American Astronautics, very quiet while the contest was on, afterward morphed into AeraSpace, then AeraSpaceTours, and announced a deal with the Air Force to launch its six-passenger Altairis from Cape Canaveral. Cheap rocket pioneer Robert Truax was on the original team roster for American Astronautics, and X Prize team leader Bill Sprague appeared in AeraSpace’s early publicity video, but now he’s absent from the latest version of the website. The company is focused on courting investors—but, hey, no aspersions. It’s key.
Bristol Spaceplanes’ David Ashford from the UK and PanAero‘s Len Cormier in Virginia are two X Prize team leaders whose perfectly reasonable spaceships have languished for years as designs and test articles. A sleek space cab, a kite plane to orbit… they’re not exactly fantasies, but without funding they might as well be.
Suborbital Corporation’s Cosmopolis XXI entry was the brainchild of Space Adventures‘ man in Moscow, Sergey Kostenko. Since Dr. Diamandis is a founder and principal investor in Space Adventures, and Space Adventures is a major sponsor of the X Prize, it’s possible that Suborbital was more window-dressing than serious competition. Meanwhile, Kostenko has been busy booking tourists on Soyuz flights to International Space Station, and he’ll have a customer in orbit during the New Mexico events. Far from not doing anything, this “team” falls into the category of Too Sexy for the X Cup.
IL Aerospace no longer exists, at least in public. The contestants from Israel with their evolved Rockoon may or may not be doing anything. Does even the X Prize know for sure?
Funtech always had the flavor of a fantasy project, two guys from Lockheed building a sporty space plane from pixels and sims. Fundamental Technology partners Ray Neilsen and Jim Toole contributed crucial flight navigation systems to SpaceShipOne, so at least some of their work product made it to space before they closed up shop and scrubbed the Funtech website.
|A sleek space cab, a kite plane to orbit… they’re not exactly fantasies, but without funding they might as well be.|
Advent Launch Services has also gone missing from the web, and when last visible it was in dire need of an update. But before consigning Advent to the not-doing-anything category, see page 13 of the July/August 2005 issue of AIAA Horizons (Houston), where team leader Jim Akkerman calls for volunteers and hopes to find investors to rekindle Advent’s dream of ocean-launching a civilian astronaut corps.
Micro-Space team leader Richard Speck also recruits volunteers on the forums at xprizenews.org and pitches budget-conscious mission concepts there, like a one-way midget to Mars, a goldfish to Mars, a reality show that ends on, you guessed it, Mars. Micro-Space’s website still exists, funky as ever, but it’s hard to take them all that seriously. Speck’s only recent public appearance was at a science fiction convention. If they turn out to be a spoof perpetrated by the Mars Underground, it won’t be a huge shock.
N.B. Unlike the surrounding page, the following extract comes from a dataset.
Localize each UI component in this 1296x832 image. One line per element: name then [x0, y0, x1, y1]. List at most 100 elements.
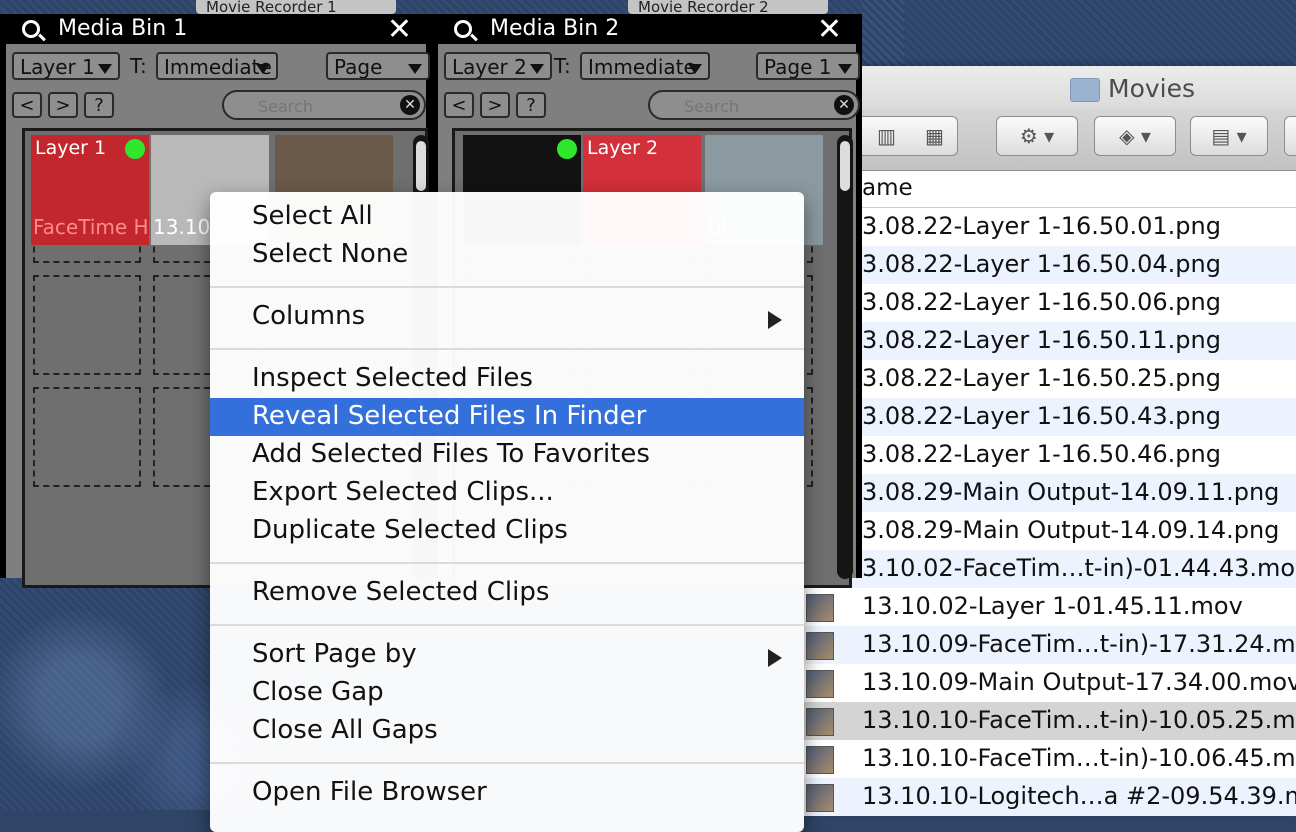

Vanguard has flown amateur class rockets and created some impressive website graphics of future space systems, but the lack of news and progress reports gives the distinct impression of no news or progress from Steve McGrath’s all-volunteer team.
Lone Star Space drifted away from the contest without ever officially dropping out. The same was true for three teams who never got around to building websites, Acceleration Engineering, Flight Exploration and Discraft. Not doing anything might be the reason.
Then again… Discraft’s pulse-jet-powered flying saucer may swoop down from the sky and surprise everybody at some future X Prize Cup & Personal Spaceflight Expo. You never know.